The experiment evaluates the performance of EywaAgent, EywaMAS, and EywaOrchestra across multiple scientific domains, comparing them against various LLM-based baselines. The results show that Eywa methods achieve strong utility while reducing inference cost and token consumption, with EywaAgent being the most efficient and EywaOrchestra providing adaptive orchestration that matches high utility with lower cost. The effectiveness of Eywa is consistent across different LLM backends and remains robust to variations in hyperparameters and prompt design. EywaAgent significantly improves utility while reducing inference cost and token usage compared to single-agent baselines.
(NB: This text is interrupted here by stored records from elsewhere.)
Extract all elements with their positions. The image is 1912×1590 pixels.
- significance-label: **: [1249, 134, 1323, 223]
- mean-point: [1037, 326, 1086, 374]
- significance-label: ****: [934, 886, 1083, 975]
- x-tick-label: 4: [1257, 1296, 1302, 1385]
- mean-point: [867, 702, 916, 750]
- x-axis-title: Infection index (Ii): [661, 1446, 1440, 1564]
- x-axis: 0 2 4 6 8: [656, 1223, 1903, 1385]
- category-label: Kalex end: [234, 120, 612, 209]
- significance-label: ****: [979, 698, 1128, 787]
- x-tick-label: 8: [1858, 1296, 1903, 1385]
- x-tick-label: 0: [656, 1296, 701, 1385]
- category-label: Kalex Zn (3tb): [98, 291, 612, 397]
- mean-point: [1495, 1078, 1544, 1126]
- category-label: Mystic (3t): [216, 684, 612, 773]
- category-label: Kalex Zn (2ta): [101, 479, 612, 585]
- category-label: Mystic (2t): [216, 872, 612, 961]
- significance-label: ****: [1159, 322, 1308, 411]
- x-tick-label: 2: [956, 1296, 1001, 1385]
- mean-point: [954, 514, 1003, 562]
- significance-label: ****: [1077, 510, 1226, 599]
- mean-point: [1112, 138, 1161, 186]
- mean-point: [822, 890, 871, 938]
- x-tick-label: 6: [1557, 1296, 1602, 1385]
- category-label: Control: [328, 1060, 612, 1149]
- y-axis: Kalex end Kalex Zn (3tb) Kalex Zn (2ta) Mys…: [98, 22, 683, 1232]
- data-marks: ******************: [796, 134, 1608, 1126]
EywaOrchestra achieves utility close to EywaMAS with lower cost by dynamically selecting the optimal configuration for each task. Eywa methods maintain strong performance across different LLM backends and are robust to hyperparameter variations and prompt design choices.

Evaluated on EywaBench across multiple scientific domains, the experiments compare EywaAgent, EywaMAS, and EywaOrchestra against single-agent, multi-agent, and LLM-only baselines. This setup validates that EywaAgent effectively delegates tasks to domain-specific foundation models to enhance utility while reducing computational overhead. It further confirms that EywaMAS and EywaOrchestra leverage cross-modality coordination and adaptive orchestration to consistently outperform fixed configurations, achieving expert-level results at substantially lower costs. Collectively, the findings demonstrate that integrating specialized models with dynamic system selection yields robust, cost-effective trade-offs between performance and efficiency across diverse conditions.